Ghana is set to begin oil and gas production at a new off-shore field. Officials expect the increase in output to bring the country as much as $1 billion a year. Lawmakers want to ensure that those profits are spent responsibly.
Ghana's offshore Jubilee Field is set to begin producing oil and natural gas next year that could earn the country as much as 20 billion dollars over the next 20 years.
But the new government need look no farther than neighboring Nigeria to see how quickly squandered oil wealth can bring resentment, violence, and environmental destruction.
So lawmakers in Ghana want to make sure they have a plan in place for spending that oil revenue responsibly before the money starts coming in.
Parliamentarian Catherine Afeku says expectations are high in Ghana and the benefits to come must be shared by those who live in oil producing areas. "For the longest [time] we have not had this kind of resource, and everybody associates the black gold with real social infrastructure. Coming from the Nzema area where the oil is there must be a bill, a law promoting the use of local content in some of the real jobs that the people of the area would be able to use," she said.
Abdulai Daramani is the environmental program officer for the Accra-based advocacy group Third World Network-Africa. While expectations are high, he says the risk that Ghanaians will be disappointed is just as high unless there is a proper legal framework to disclose how much money is being made and where it is going. "I am not too sure the level of impact that the oil will make if we don't have safeguards against waste, safeguards against corporate exploitation and safeguards against abuse of power and political discretions. So for us to be able to meet those high hopes we need to manage the oil revenue effectively, and that requires the need for us to put in place concrete terms and conditions that optimize the oil revenue for us," he said.
Lawmaker James Afedzi is Chairman of the Parliamentary Finance Committee. He says President John Atta-Mills' government is drafting legislation to regulate oil revenue and will soon present its recommendations to legislators. "We are waiting for the legislation to come from the executive to the House, and then we will look at the options that are available to the government. Then we will take a decision.

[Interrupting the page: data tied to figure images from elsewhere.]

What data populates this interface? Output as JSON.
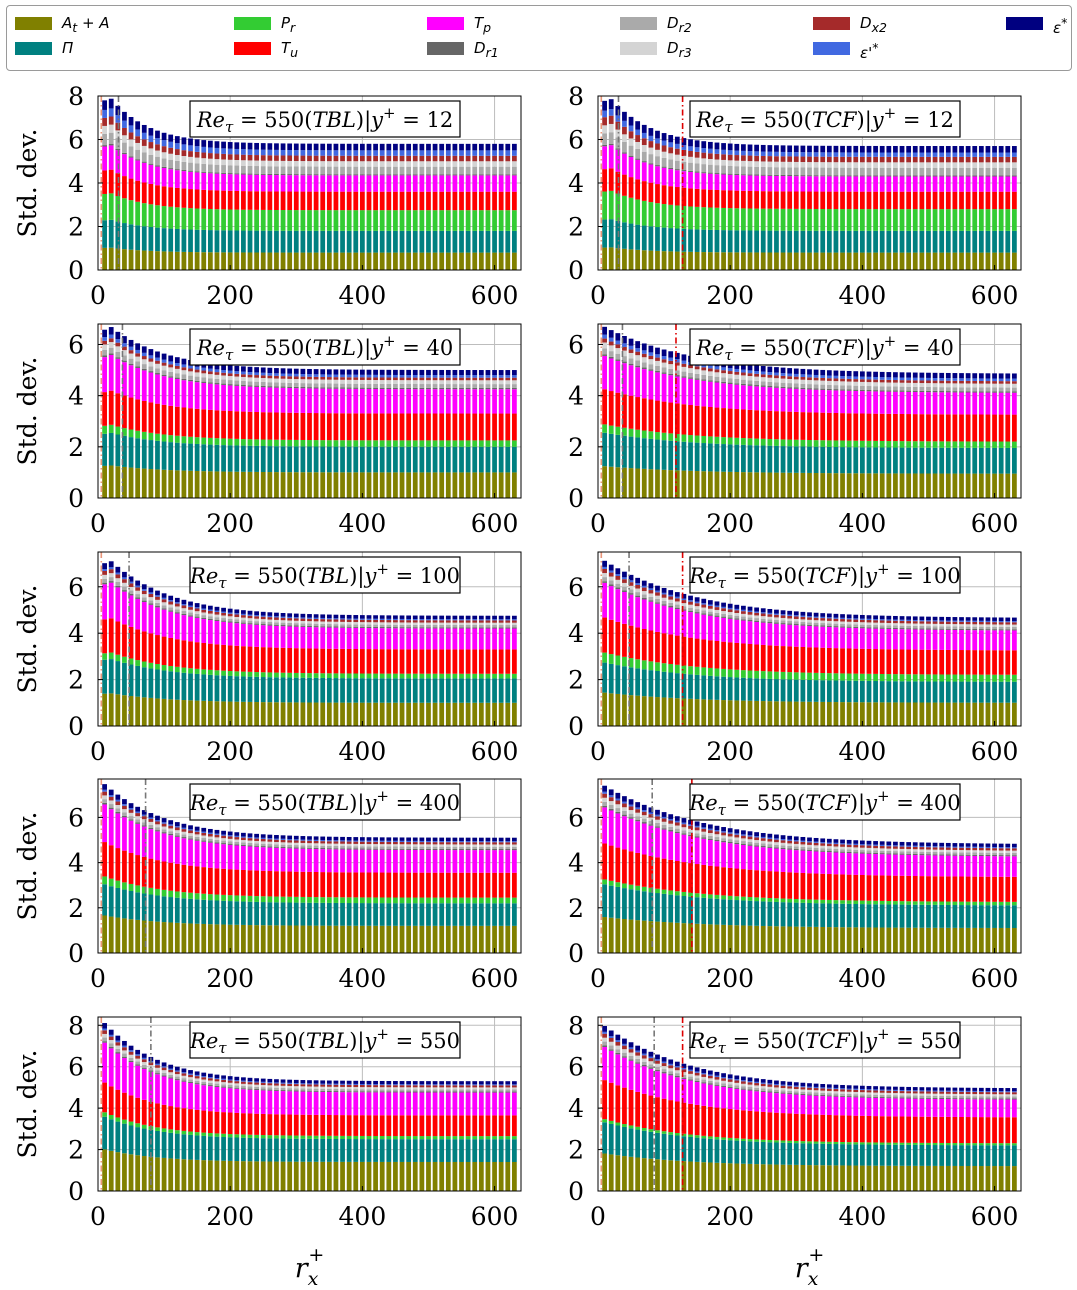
{
  "legend": [
    {
      "key": "A",
      "label": "A_t + A",
      "color": "#808000"
    },
    {
      "key": "Pi",
      "label": "Π",
      "color": "#008080"
    },
    {
      "key": "Pr",
      "label": "P_r",
      "color": "#33cc33"
    },
    {
      "key": "Tu",
      "label": "T_u",
      "color": "#ff0000"
    },
    {
      "key": "Tp",
      "label": "T_p",
      "color": "#ff00ff"
    },
    {
      "key": "Dr1",
      "label": "D_r1",
      "color": "#666666"
    },
    {
      "key": "Dr2",
      "label": "D_r2",
      "color": "#aaaaaa"
    },
    {
      "key": "Dr3",
      "label": "D_r3",
      "color": "#d4d4d4"
    },
    {
      "key": "Dx2",
      "label": "D_x2",
      "color": "#a52a2a"
    },
    {
      "key": "epsp",
      "label": "ε'*",
      "color": "#4169e1"
    },
    {
      "key": "eps",
      "label": "ε*",
      "color": "#000080"
    }
  ],
  "chart_data": [
    {
      "type": "bar",
      "stacked": true,
      "row": 0,
      "col": 0,
      "title": "Re_τ = 550(TBL)|y+ = 12",
      "ylabel": "Std. dev.",
      "xlabel": "",
      "xlim": [
        0,
        640
      ],
      "ylim": [
        0,
        8
      ],
      "yticks": [
        0,
        2,
        4,
        6,
        8
      ],
      "xticks": [
        0,
        200,
        400,
        600
      ],
      "grid": true,
      "vlines": [
        {
          "x": 5,
          "color": "#e9967a"
        },
        {
          "x": 31,
          "color": "#777777"
        }
      ],
      "tail": {
        "A": 0.8,
        "Pi": 1.0,
        "Pr": 0.95,
        "Tu": 0.85,
        "Tp": 0.75,
        "Dr1": 0.05,
        "Dr2": 0.35,
        "Dr3": 0.25,
        "Dx2": 0.25,
        "epsp": 0.25,
        "eps": 0.3
      },
      "peak_total": 8.0,
      "peak_x": 18,
      "decay": 55
    },
    {
      "type": "bar",
      "stacked": true,
      "row": 0,
      "col": 1,
      "title": "Re_τ = 550(TCF)|y+ = 12",
      "ylabel": "",
      "xlabel": "",
      "xlim": [
        0,
        640
      ],
      "ylim": [
        0,
        8
      ],
      "yticks": [
        0,
        2,
        4,
        6,
        8
      ],
      "xticks": [
        0,
        200,
        400,
        600
      ],
      "grid": true,
      "vlines": [
        {
          "x": 5,
          "color": "#e9967a"
        },
        {
          "x": 31,
          "color": "#777777"
        },
        {
          "x": 128,
          "color": "#dd0000"
        }
      ],
      "tail": {
        "A": 0.8,
        "Pi": 1.0,
        "Pr": 1.0,
        "Tu": 0.8,
        "Tp": 0.7,
        "Dr1": 0.05,
        "Dr2": 0.35,
        "Dr3": 0.25,
        "Dx2": 0.25,
        "epsp": 0.2,
        "eps": 0.3
      },
      "peak_total": 8.0,
      "peak_x": 18,
      "decay": 60
    },
    {
      "type": "bar",
      "stacked": true,
      "row": 1,
      "col": 0,
      "title": "Re_τ = 550(TBL)|y+ = 40",
      "ylabel": "Std. dev.",
      "xlabel": "",
      "xlim": [
        0,
        640
      ],
      "ylim": [
        0,
        6.8
      ],
      "yticks": [
        0,
        2,
        4,
        6
      ],
      "xticks": [
        0,
        200,
        400,
        600
      ],
      "grid": true,
      "vlines": [
        {
          "x": 5,
          "color": "#e9967a"
        },
        {
          "x": 37,
          "color": "#777777"
        }
      ],
      "tail": {
        "A": 1.0,
        "Pi": 1.0,
        "Pr": 0.25,
        "Tu": 1.05,
        "Tp": 0.95,
        "Dr1": 0.05,
        "Dr2": 0.15,
        "Dr3": 0.15,
        "Dx2": 0.1,
        "epsp": 0.1,
        "eps": 0.2
      },
      "peak_total": 6.8,
      "peak_x": 18,
      "decay": 80
    },
    {
      "type": "bar",
      "stacked": true,
      "row": 1,
      "col": 1,
      "title": "Re_τ = 550(TCF)|y+ = 40",
      "ylabel": "",
      "xlabel": "",
      "xlim": [
        0,
        640
      ],
      "ylim": [
        0,
        6.8
      ],
      "yticks": [
        0,
        2,
        4,
        6
      ],
      "xticks": [
        0,
        200,
        400,
        600
      ],
      "grid": true,
      "vlines": [
        {
          "x": 5,
          "color": "#e9967a"
        },
        {
          "x": 37,
          "color": "#777777"
        },
        {
          "x": 118,
          "color": "#dd0000"
        }
      ],
      "tail": {
        "A": 0.95,
        "Pi": 1.0,
        "Pr": 0.25,
        "Tu": 1.05,
        "Tp": 0.85,
        "Dr1": 0.05,
        "Dr2": 0.15,
        "Dr3": 0.15,
        "Dx2": 0.1,
        "epsp": 0.1,
        "eps": 0.2
      },
      "peak_total": 6.8,
      "peak_x": 10,
      "decay": 130
    },
    {
      "type": "bar",
      "stacked": true,
      "row": 2,
      "col": 0,
      "title": "Re_τ = 550(TBL)|y+ = 100",
      "ylabel": "Std. dev.",
      "xlabel": "",
      "xlim": [
        0,
        640
      ],
      "ylim": [
        0,
        7.5
      ],
      "yticks": [
        0,
        2,
        4,
        6
      ],
      "xticks": [
        0,
        200,
        400,
        600
      ],
      "grid": true,
      "vlines": [
        {
          "x": 5,
          "color": "#e9967a"
        },
        {
          "x": 47,
          "color": "#777777"
        }
      ],
      "tail": {
        "A": 1.0,
        "Pi": 1.05,
        "Pr": 0.2,
        "Tu": 1.05,
        "Tp": 0.9,
        "Dr1": 0.05,
        "Dr2": 0.1,
        "Dr3": 0.1,
        "Dx2": 0.1,
        "epsp": 0.05,
        "eps": 0.15
      },
      "peak_total": 7.4,
      "peak_x": 18,
      "decay": 85
    },
    {
      "type": "bar",
      "stacked": true,
      "row": 2,
      "col": 1,
      "title": "Re_τ = 550(TCF)|y+ = 100",
      "ylabel": "",
      "xlabel": "",
      "xlim": [
        0,
        640
      ],
      "ylim": [
        0,
        7.5
      ],
      "yticks": [
        0,
        2,
        4,
        6
      ],
      "xticks": [
        0,
        200,
        400,
        600
      ],
      "grid": true,
      "vlines": [
        {
          "x": 5,
          "color": "#e9967a"
        },
        {
          "x": 47,
          "color": "#777777"
        },
        {
          "x": 128,
          "color": "#dd0000"
        }
      ],
      "tail": {
        "A": 1.0,
        "Pi": 0.9,
        "Pr": 0.3,
        "Tu": 1.05,
        "Tp": 0.85,
        "Dr1": 0.05,
        "Dr2": 0.1,
        "Dr3": 0.1,
        "Dx2": 0.1,
        "epsp": 0.05,
        "eps": 0.15
      },
      "peak_total": 7.4,
      "peak_x": 10,
      "decay": 130
    },
    {
      "type": "bar",
      "stacked": true,
      "row": 3,
      "col": 0,
      "title": "Re_τ = 550(TBL)|y+ = 400",
      "ylabel": "Std. dev.",
      "xlabel": "",
      "xlim": [
        0,
        640
      ],
      "ylim": [
        0,
        7.7
      ],
      "yticks": [
        0,
        2,
        4,
        6
      ],
      "xticks": [
        0,
        200,
        400,
        600
      ],
      "grid": true,
      "vlines": [
        {
          "x": 5,
          "color": "#e9967a"
        },
        {
          "x": 72,
          "color": "#777777"
        }
      ],
      "tail": {
        "A": 1.2,
        "Pi": 1.0,
        "Pr": 0.25,
        "Tu": 1.1,
        "Tp": 1.0,
        "Dr1": 0.05,
        "Dr2": 0.1,
        "Dr3": 0.1,
        "Dx2": 0.1,
        "epsp": 0.05,
        "eps": 0.15
      },
      "peak_total": 7.7,
      "peak_x": 10,
      "decay": 85
    },
    {
      "type": "bar",
      "stacked": true,
      "row": 3,
      "col": 1,
      "title": "Re_τ = 550(TCF)|y+ = 400",
      "ylabel": "",
      "xlabel": "",
      "xlim": [
        0,
        640
      ],
      "ylim": [
        0,
        7.7
      ],
      "yticks": [
        0,
        2,
        4,
        6
      ],
      "xticks": [
        0,
        200,
        400,
        600
      ],
      "grid": true,
      "vlines": [
        {
          "x": 5,
          "color": "#e9967a"
        },
        {
          "x": 82,
          "color": "#777777"
        },
        {
          "x": 142,
          "color": "#dd0000"
        }
      ],
      "tail": {
        "A": 1.1,
        "Pi": 1.0,
        "Pr": 0.15,
        "Tu": 1.1,
        "Tp": 0.9,
        "Dr1": 0.05,
        "Dr2": 0.1,
        "Dr3": 0.1,
        "Dx2": 0.1,
        "epsp": 0.05,
        "eps": 0.15
      },
      "peak_total": 7.7,
      "peak_x": 10,
      "decay": 140
    },
    {
      "type": "bar",
      "stacked": true,
      "row": 4,
      "col": 0,
      "title": "Re_τ = 550(TBL)|y+ = 550",
      "ylabel": "Std. dev.",
      "xlabel": "r_x^+",
      "xlim": [
        0,
        640
      ],
      "ylim": [
        0,
        8.4
      ],
      "yticks": [
        0,
        2,
        4,
        6,
        8
      ],
      "xticks": [
        0,
        200,
        400,
        600
      ],
      "grid": true,
      "vlines": [
        {
          "x": 5,
          "color": "#e9967a"
        },
        {
          "x": 80,
          "color": "#777777"
        }
      ],
      "tail": {
        "A": 1.4,
        "Pi": 1.1,
        "Pr": 0.15,
        "Tu": 1.0,
        "Tp": 1.1,
        "Dr1": 0.05,
        "Dr2": 0.1,
        "Dr3": 0.1,
        "Dx2": 0.1,
        "epsp": 0.05,
        "eps": 0.15
      },
      "peak_total": 8.4,
      "peak_x": 10,
      "decay": 75
    },
    {
      "type": "bar",
      "stacked": true,
      "row": 4,
      "col": 1,
      "title": "Re_τ = 550(TCF)|y+ = 550",
      "ylabel": "",
      "xlabel": "r_x^+",
      "xlim": [
        0,
        640
      ],
      "ylim": [
        0,
        8.4
      ],
      "yticks": [
        0,
        2,
        4,
        6,
        8
      ],
      "xticks": [
        0,
        200,
        400,
        600
      ],
      "grid": true,
      "vlines": [
        {
          "x": 5,
          "color": "#e9967a"
        },
        {
          "x": 85,
          "color": "#777777"
        },
        {
          "x": 128,
          "color": "#dd0000"
        }
      ],
      "tail": {
        "A": 1.2,
        "Pi": 1.0,
        "Pr": 0.1,
        "Tu": 1.25,
        "Tp": 0.85,
        "Dr1": 0.05,
        "Dr2": 0.1,
        "Dr3": 0.1,
        "Dx2": 0.1,
        "epsp": 0.05,
        "eps": 0.15
      },
      "peak_total": 8.4,
      "peak_x": 10,
      "decay": 120
    }
  ]
}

But my expectation is that the revenue that will be generating from that find must be used in a way that will benefit everybody," he said.
A study by the aid agency Oxfam America and Ghana's Integrated Social Development Center says the transparent management of oil funds not only improves public spending but gives the public greater confidence that their money is being spent wisely.
Parliamentarian Afeku wants the new law to include mandatory investments in job training and education. "We should be able to create a fund that is transparent so it would actually promote education in those sectors - our engineers, pipeline designers - people who would be directly involved in the industry from Ghana, so that they would take on when we are gone. We are still a developing nation I would rather see it used in developing the infrastructure of the nation. So children can actually go to better schools equipped with IT to prepare them for the industry," she said.
The next test for Ghana's government is overseeing the sale of Kosmos Energy's stake in the Jubilee Field - a stake that is worth more than three billion dollars. Exxon-Mobil, British Petroleum, and China's National Offshore Oil Company are all bidding for that stake.
Industry analysts say Ghana's government hopes to find the financing to acquire the Kosmos stake itself, then sell it off to the highest bidder and reinvest the profits in the National Petroleum Corporation, which already holds 13 percent of the Jubilee Field.